To connect an EMR Serverless application to a new JupyterLab notebook from the Studio UI:
-
In the Studio UI, navigate to the left-side panel and select the Data node in the left navigation menu. Then, scroll and choose the Amazon EMR applications and clusters option. This opens up a page that displays the Amazon EMR applications that you can access from within the Studio environment, under the Serverless applications tab.
Note
If you or your administrator have configured the permissions to allow cross-account access to EMR Serverless applications, you can view a consolidated list of applications across all accounts that you have granted access to Studio.
-
Select an EMR Serverless application you want to connect to a new notebook, and then choose Attach to notebook. This opens up a modal window displaying the list of your JupyterLab spaces.
-
-
Select the private space from which you want to launch a JupyterLab application, and then choose Open notebook. This launches a JupyterLab application from your chosen space and opens a new notebook.
-
Alternatively, you can create a new private space by choosing the Create new space button at the top of the modal window. Enter a name for your space and then choose Create space and open notebook. This creates a private space with the default instance type and latest SageMaker distribution image available, launches a JupyterLab application, and opens a new notebook.
-
-
Choose the name of the IAM runtime execution role that your EMR Serverless application can assume for the job run. Upon selection, a connection command populates the first cell of your notebook and initiates the connection with the EMR Serverless application.
Important
To successfully connect a JupyterLab notebook to an EMR Serverless application, you must first associate the list of runtime roles with your domain or user profile, as outlined in Set up the permissions to enable listing and launching Amazon EMR applications from SageMaker Studio. Failing to complete this step will prevent you from establishing the connection.

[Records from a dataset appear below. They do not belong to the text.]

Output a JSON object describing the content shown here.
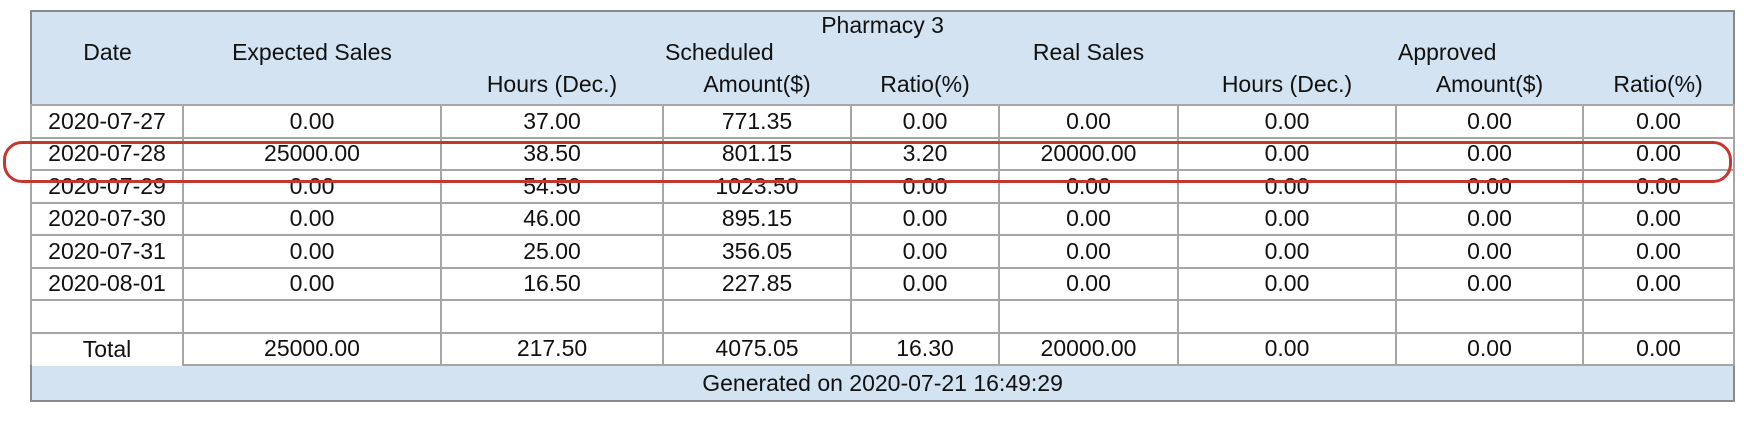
{
  "title": "Pharmacy 3",
  "header": {
    "col_date": "Date",
    "col_expected": "Expected Sales",
    "group_scheduled": "Scheduled",
    "col_real": "Real Sales",
    "group_approved": "Approved",
    "sub_hours": "Hours (Dec.)",
    "sub_amount": "Amount($)",
    "sub_ratio": "Ratio(%)"
  },
  "rows": [
    {
      "date": "2020-07-27",
      "expected": "0.00",
      "sch_hours": "37.00",
      "sch_amount": "771.35",
      "sch_ratio": "0.00",
      "real": "0.00",
      "app_hours": "0.00",
      "app_amount": "0.00",
      "app_ratio": "0.00",
      "highlighted": false
    },
    {
      "date": "2020-07-28",
      "expected": "25000.00",
      "sch_hours": "38.50",
      "sch_amount": "801.15",
      "sch_ratio": "3.20",
      "real": "20000.00",
      "app_hours": "0.00",
      "app_amount": "0.00",
      "app_ratio": "0.00",
      "highlighted": true
    },
    {
      "date": "2020-07-29",
      "expected": "0.00",
      "sch_hours": "54.50",
      "sch_amount": "1023.50",
      "sch_ratio": "0.00",
      "real": "0.00",
      "app_hours": "0.00",
      "app_amount": "0.00",
      "app_ratio": "0.00",
      "highlighted": false
    },
    {
      "date": "2020-07-30",
      "expected": "0.00",
      "sch_hours": "46.00",
      "sch_amount": "895.15",
      "sch_ratio": "0.00",
      "real": "0.00",
      "app_hours": "0.00",
      "app_amount": "0.00",
      "app_ratio": "0.00",
      "highlighted": false
    },
    {
      "date": "2020-07-31",
      "expected": "0.00",
      "sch_hours": "25.00",
      "sch_amount": "356.05",
      "sch_ratio": "0.00",
      "real": "0.00",
      "app_hours": "0.00",
      "app_amount": "0.00",
      "app_ratio": "0.00",
      "highlighted": false
    },
    {
      "date": "2020-08-01",
      "expected": "0.00",
      "sch_hours": "16.50",
      "sch_amount": "227.85",
      "sch_ratio": "0.00",
      "real": "0.00",
      "app_hours": "0.00",
      "app_amount": "0.00",
      "app_ratio": "0.00",
      "highlighted": false
    },
    {
      "date": "",
      "expected": "",
      "sch_hours": "",
      "sch_amount": "",
      "sch_ratio": "",
      "real": "",
      "app_hours": "",
      "app_amount": "",
      "app_ratio": "",
      "highlighted": false
    },
    {
      "date": "Total",
      "expected": "25000.00",
      "sch_hours": "217.50",
      "sch_amount": "4075.05",
      "sch_ratio": "16.30",
      "real": "20000.00",
      "app_hours": "0.00",
      "app_amount": "0.00",
      "app_ratio": "0.00",
      "highlighted": false,
      "is_total": true
    }
  ],
  "footer": {
    "generated": "Generated on 2020-07-21 16:49:29"
  },
  "colors": {
    "header_bg": "#d4e3f2",
    "footer_bg": "#d4e3f2",
    "grid": "#a6a6a6",
    "outer_border": "#8a8a8a",
    "highlight": "#c4372e",
    "text": "#111111"
  }
}
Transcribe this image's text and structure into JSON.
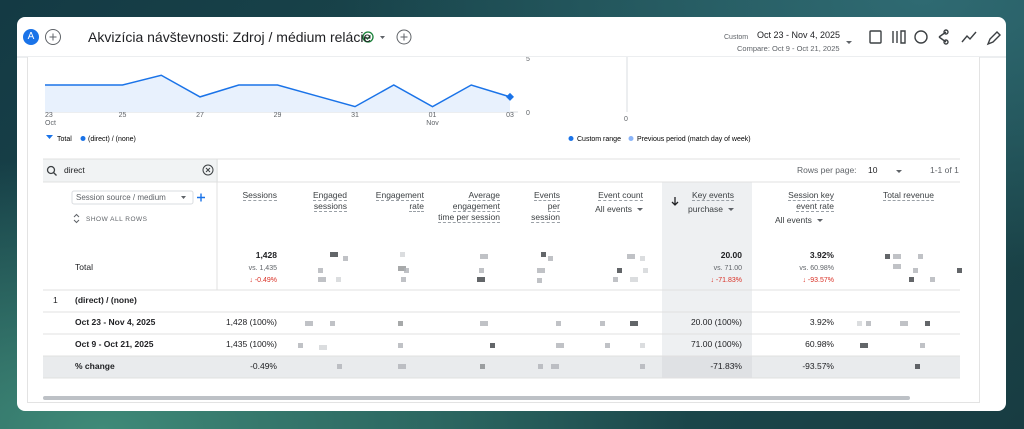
{
  "header": {
    "avatar": "A",
    "title": "Akvizícia návštevnosti: Zdroj / médium relácie",
    "date_label": "Custom",
    "date_range": "Oct 23 - Nov 4, 2025",
    "compare": "Compare: Oct 9 - Oct 21, 2025"
  },
  "trend": {
    "x_labels": [
      {
        "day": "23",
        "month": "Oct"
      },
      null,
      {
        "day": "25"
      },
      null,
      {
        "day": "27"
      },
      null,
      {
        "day": "29"
      },
      null,
      {
        "day": "31"
      },
      null,
      {
        "day": "01",
        "month": "Nov"
      },
      null,
      {
        "day": "03"
      }
    ],
    "values": [
      2.5,
      2.5,
      2.5,
      3.4,
      1.4,
      2.5,
      2.5,
      1.5,
      0.5,
      2.5,
      0.5,
      2.5,
      1.4
    ],
    "ylim": [
      0,
      5
    ],
    "yticks": [
      0,
      5
    ],
    "compare_yticks": [
      0
    ],
    "color": "#1a73e8",
    "legend": [
      "Total",
      "(direct) / (none)"
    ],
    "compare_legend": [
      "Custom range",
      "Previous period (match day of week)"
    ]
  },
  "table": {
    "search": "direct",
    "rows_per_page_label": "Rows per page:",
    "rows_per_page": 10,
    "pagination": "1-1 of 1",
    "dimension": "Session source / medium",
    "show_all_rows": "SHOW ALL ROWS",
    "columns": [
      {
        "name": "Sessions"
      },
      {
        "name": "Engaged sessions"
      },
      {
        "name": "Engagement rate"
      },
      {
        "name": "Average engagement time per session"
      },
      {
        "name": "Events per session"
      },
      {
        "name": "Event count",
        "filter": "All events"
      },
      {
        "name": "Key events",
        "filter": "purchase"
      },
      {
        "name": "Session key event rate",
        "filter": "All events"
      },
      {
        "name": "Total revenue"
      }
    ],
    "total": {
      "label": "Total",
      "sessions": {
        "value": "1,428",
        "compare": "vs. 1,435",
        "change": "↓ -0.49%"
      },
      "key_events": {
        "value": "20.00",
        "compare": "vs. 71.00",
        "change": "↓ -71.83%"
      },
      "key_event_rate": {
        "value": "3.92%",
        "compare": "vs. 60.98%",
        "change": "↓ -93.57%"
      }
    },
    "group": {
      "index": 1,
      "label": "(direct) / (none)"
    },
    "rows": [
      {
        "label": "Oct 23 - Nov 4, 2025",
        "sessions": "1,428 (100%)",
        "key_events": "20.00 (100%)",
        "key_event_rate": "3.92%"
      },
      {
        "label": "Oct 9 - Oct 21, 2025",
        "sessions": "1,435 (100%)",
        "key_events": "71.00 (100%)",
        "key_event_rate": "60.98%"
      }
    ],
    "change": {
      "label": "% change",
      "sessions": "-0.49%",
      "key_events": "-71.83%",
      "key_event_rate": "-93.57%"
    }
  }
}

Once the connection succeeds, a message confirms the connection, starts your EMR Serverless application, and initiates your Spark session.
Note
When you connect to an EMR Serverless application, its status transitions from either
Stopped
orCreated
toStarted
.
Alternatively, you can connect to a cluster from a JupyterLab notebook.
-
Choose the Cluster button at the top right of your notebook. This opens a modal window listing the EMR Serverless applications that you can access. You can see the applications in the Serverless applications tab.
-
Select the application to which you want to connect, then choose Connect.
-
EMR Serverless supports runtime IAM roles that were preloaded when setting the required permissions as outlined in Set up the permissions to enable listing and launching Amazon EMR applications from SageMaker Studio. Failing to complete this step will prevent you from establishing the connection.
You can select your role from the Amazon EMR execution role drop down menu. When you connect to an EMR Serverless, Studio adds a code block to an active cell of your notebook to establish the connection.
-
An active cell populates and runs. This cell contains the connection magic command to connect your notebook to your application.
Once the connection succeeds, a message confirms the connection and the start of the Spark application. You can begin submitting your data processing jobs to your EMR Serverless application.